La manifestation la plus éclatante de la défiance des députés est sans aucun doute le fait d’avoir inclus, dans la LOTCG, une disposition finale fort singulière interdisant au Tribunal de se prononcer sur la constitutionnalité des lois adoptées par l’assemblée républicaine avant l’entrée en vigueur de la LOTCG, c’est-à-dire entre 1931 et 1933. Pour justifier ce choix, le porte-parole de la commission de la justice explique aux députés que la République ne peut pas prendre le risque de soumettre ces lois « justes » et « prestigieuses », les premières adoptées par la jeune République, au « contrôle froid » d’un Tribunal que « nous allons nous même créer ». Cette exclusion suscite évidemment de vives réactions à l’assemblée. Certains des professeurs de droit qui y siègent présentent ainsi à leurs collègues une solide argumentation juridique tendant à montrer qu’il est incohérent d’exclure certaines lois du contrôle de constitutionnalité. À l’extérieur du Parlement, des membres éminents de la doctrine en font de même, notamment Legaz Lacambra qui voit dans cette exclusion une négation du « progrès juridique qu’implique la justice constitutionnelle ». Ces arguments sont toutefois balayés d’un revers de main par une intervention du ministre de la Justice, Álvaro de Albornoz, qui fait une forte impression sur les députés. Il convient de citer un long extrait de l’intervention du ministre, tant elle est illustrative de l’état d’esprit dominant à l’époque :

Pourquoi, au fond, aucun politicien ne regarde-t-il avec sympathie ce projet de loi sur les garanties constitutionnelles ? Pour une raison : parce que tous les hommes politiques ont la conviction intime et profonde que la défense de la Constitution n’est pas une fonction juridictionnelle, mais une fonction politique [...]. Au fond, je suis sûr que les différentes sensibilités politiques de la Chambre, et peut-être certains des juristes notables qui y siègent, s’accordent sur ceci : [...] il ne peut rien y avoir au-dessus du Parlement qui ignore, supprime ou restreigne sa souveraineté.

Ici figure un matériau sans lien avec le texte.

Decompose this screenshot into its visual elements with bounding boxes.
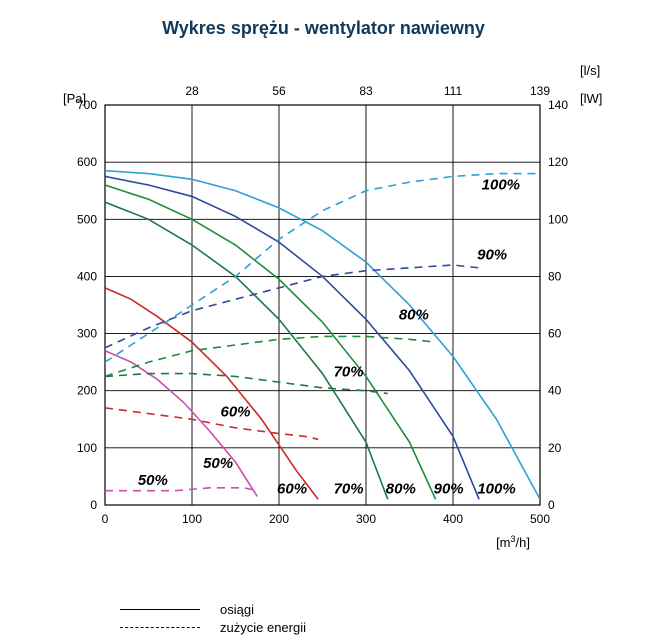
energy-label-60%: 60% [220,403,250,420]
axis-bottom-label: [m3/h] [496,534,530,550]
ytick-right: 80 [548,269,562,283]
perf-curve-50% [105,351,257,497]
xtick-bottom: 100 [182,512,202,526]
legend: osiągi zużycie energii [120,600,306,636]
fan-chart: 0100200300400500285683111139010020030040… [0,0,647,590]
legend-dashed-label: zużycie energii [220,620,306,635]
ytick-left: 100 [77,441,97,455]
xtick-bottom: 0 [102,512,109,526]
legend-solid: osiągi [120,600,306,618]
energy-label-70%: 70% [334,363,364,380]
ytick-right: 0 [548,498,555,512]
ytick-left: 400 [77,269,97,283]
perf-label-60%: 60% [277,481,307,498]
energy-label-90%: 90% [477,246,507,263]
legend-solid-label: osiągi [220,602,254,617]
ytick-right: 100 [548,212,568,226]
energy-label-80%: 80% [399,306,429,323]
perf-label-90%: 90% [434,481,464,498]
plot-border [105,105,540,505]
ytick-left: 0 [90,498,97,512]
energy-label-100%: 100% [482,177,520,194]
ytick-left: 300 [77,327,97,341]
xtick-bottom: 500 [530,512,550,526]
xtick-top: 83 [359,84,373,98]
legend-dashed: zużycie energii [120,618,306,636]
perf-curve-100% [105,171,540,500]
ytick-left: 600 [77,155,97,169]
xtick-top: 111 [444,84,463,98]
ytick-right: 120 [548,155,568,169]
perf-label-70%: 70% [334,481,364,498]
perf-label-80%: 80% [386,481,416,498]
legend-dashed-line [120,627,200,628]
xtick-bottom: 200 [269,512,289,526]
xtick-top: 56 [272,84,286,98]
ytick-left: 500 [77,212,97,226]
perf-label-100%: 100% [477,481,515,498]
xtick-bottom: 400 [443,512,463,526]
legend-solid-line [120,609,200,610]
ytick-right: 40 [548,384,562,398]
energy-label-50%: 50% [138,472,168,489]
perf-label-50%: 50% [203,455,233,472]
xtick-bottom: 300 [356,512,376,526]
ytick-left: 200 [77,384,97,398]
energy-curve-50% [105,488,257,491]
axis-top-label: [l/s] [580,63,600,78]
xtick-top: 139 [530,84,550,98]
axis-left-label: [Pa] [63,91,86,106]
axis-right-label: [lW] [580,91,602,106]
xtick-top: 28 [185,84,199,98]
ytick-right: 140 [548,98,568,112]
ytick-right: 20 [548,441,562,455]
perf-curve-90% [105,176,479,499]
ytick-right: 60 [548,327,562,341]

En somme, il ressort de tout ce qui précède que c’est finalement à reculons, surtout au stade des débats sur le LOTCG de 1933, que l’Espagne instaure la justice constitutionnelle dans le cadre de la Deuxième République. Serait-il excessif de dire, comme l’a fait un journaliste de l’époque, qu’au fond « personne ne voulait » de ce Tribunal des Garanties constitutionnelles ? Sans aller jusque-là, ce qui est certain, comme l’a souligné Rubio Llorente, c’est que « la juridiction constitutionnelle s’est révélée une institution absolument incompatible avec les postulats théoriques » des constituants de 1931, car l’idée dominante de la démocratie, chez eux, était « celle de la démocratie rousseauiste, celle du jacobinisme radical, une forme de démocratie qui n’accepte pas la possibilité d’établir une limite à l’action du législateur ». On peut ajouter que beaucoup d’hommes politiques de l’époque voyaient dans le Tribunal des Garanties non pas une véritable juridiction indépendante jugeant en droit, mais une sorte de succédané du Sénat. Le ministre de la Justice Álvaro de Albornoz le dira explicitement dans son intervention précitée, de même que le deuxième président de la République, Manuel Azaña : « nous avons toujours pensé que l’organe appelé Tribunal des Garanties Constitutionnelles, institué par la Constitution est une manière de remplacer le Sénat. » On ne s’étonnera pas, dans ces conditions, que les quelques années d’existence de la juridiction constitutionnelle aient été chaotiques. À gauche comme à droite, le Tribunal était perçu non pas comme une juridiction mais comme un organe politisé. Très rapidement on vit fleurir des propositions visant à le supprimer.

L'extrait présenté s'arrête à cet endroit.